For our Care Teams, Thyme Box then does the heavy lifting of task management and coordination. Thyme Box automatically surfaces tasks to the right people at the right time, reducing “cognitive overhead,” or the burden of figuring out what needs to be done next, and automating coordination with other team members. Rather than making care feel robotic or automated, this supports the Care Team to focus more on direct contact with patients, and sharing their clinical and resource expertise.
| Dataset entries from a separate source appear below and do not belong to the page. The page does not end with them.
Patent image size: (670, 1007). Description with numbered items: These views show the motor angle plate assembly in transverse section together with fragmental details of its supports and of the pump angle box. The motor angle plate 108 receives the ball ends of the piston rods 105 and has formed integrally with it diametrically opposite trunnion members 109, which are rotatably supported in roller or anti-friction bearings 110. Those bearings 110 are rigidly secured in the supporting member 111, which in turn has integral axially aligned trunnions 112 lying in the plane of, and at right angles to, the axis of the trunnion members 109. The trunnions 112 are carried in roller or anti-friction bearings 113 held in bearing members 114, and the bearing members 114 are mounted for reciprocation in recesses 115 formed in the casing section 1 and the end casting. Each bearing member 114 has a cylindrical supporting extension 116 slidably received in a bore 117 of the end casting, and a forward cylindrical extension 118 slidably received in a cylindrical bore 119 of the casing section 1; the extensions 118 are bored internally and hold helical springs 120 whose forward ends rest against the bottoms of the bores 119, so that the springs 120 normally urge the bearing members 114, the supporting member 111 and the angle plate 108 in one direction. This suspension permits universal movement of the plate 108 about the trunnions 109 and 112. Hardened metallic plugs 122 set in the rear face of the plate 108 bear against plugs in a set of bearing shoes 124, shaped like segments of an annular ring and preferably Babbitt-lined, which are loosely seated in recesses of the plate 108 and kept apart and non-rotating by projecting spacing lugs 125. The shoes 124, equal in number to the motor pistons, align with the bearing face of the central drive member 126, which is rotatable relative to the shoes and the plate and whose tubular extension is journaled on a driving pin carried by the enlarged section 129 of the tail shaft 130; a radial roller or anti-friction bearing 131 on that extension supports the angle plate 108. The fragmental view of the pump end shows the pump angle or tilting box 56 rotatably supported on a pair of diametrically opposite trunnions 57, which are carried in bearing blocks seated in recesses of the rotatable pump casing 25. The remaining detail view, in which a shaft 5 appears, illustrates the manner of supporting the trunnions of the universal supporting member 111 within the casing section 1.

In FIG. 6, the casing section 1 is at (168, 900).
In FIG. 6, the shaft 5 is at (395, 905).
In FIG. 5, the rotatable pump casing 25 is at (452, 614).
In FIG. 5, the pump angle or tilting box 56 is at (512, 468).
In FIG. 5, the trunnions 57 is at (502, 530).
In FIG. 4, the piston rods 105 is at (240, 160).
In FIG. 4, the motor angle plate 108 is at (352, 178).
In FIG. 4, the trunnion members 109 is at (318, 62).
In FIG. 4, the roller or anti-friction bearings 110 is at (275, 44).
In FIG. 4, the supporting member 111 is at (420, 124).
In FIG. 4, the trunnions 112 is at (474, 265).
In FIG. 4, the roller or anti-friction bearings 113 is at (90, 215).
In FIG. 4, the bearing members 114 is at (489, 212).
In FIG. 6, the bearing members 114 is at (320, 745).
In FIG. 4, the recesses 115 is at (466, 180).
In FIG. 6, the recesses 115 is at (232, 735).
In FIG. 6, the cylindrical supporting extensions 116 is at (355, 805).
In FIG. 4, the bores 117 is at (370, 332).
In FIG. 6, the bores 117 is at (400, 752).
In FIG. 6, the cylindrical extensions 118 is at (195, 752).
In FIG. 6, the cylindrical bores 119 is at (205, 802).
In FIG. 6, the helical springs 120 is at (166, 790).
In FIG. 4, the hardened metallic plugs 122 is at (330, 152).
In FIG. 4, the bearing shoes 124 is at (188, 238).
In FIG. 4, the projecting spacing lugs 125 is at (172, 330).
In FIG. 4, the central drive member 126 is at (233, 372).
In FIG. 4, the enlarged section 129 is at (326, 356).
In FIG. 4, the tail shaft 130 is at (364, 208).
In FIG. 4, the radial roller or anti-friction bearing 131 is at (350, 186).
When a Care Team member logs onto Thyme Box each morning, they are presented with their members for the day, and the tasks for each of those members. Each task is matched to an appropriate Care Team role: Enrollment Specialists are there to help onboard the members, nurses are assigned clinical tasks, and Care Partners get tasks related to social needs, like arranging for transportation, helping with financial assistance, or dealing with a crisis like a notice of eviction. This ensures that each Care Team member can bring their unique skills and experience to help members, and operate at the “top of their license.” 

Tasks are prioritized based on the member’s acuity level, how important that action is to the member’s wellbeing, and that task's appropriate sequencing amongst a member’s various needs. The prioritization of tasks for the Care Team allows for a shift from reactive to proactive care navigation by surfacing activities like symptom assessments and screenings for non-clinical needs on a predefined cadence that ensures needs are being uncovered as opposed to just waiting for them to be surfaced. Finally, Thyme Box also adjusts task prioritization according to the estimated completion time and schedules or assigns tasks accordingly. When one task is completed, the team member can immediately move to the next one.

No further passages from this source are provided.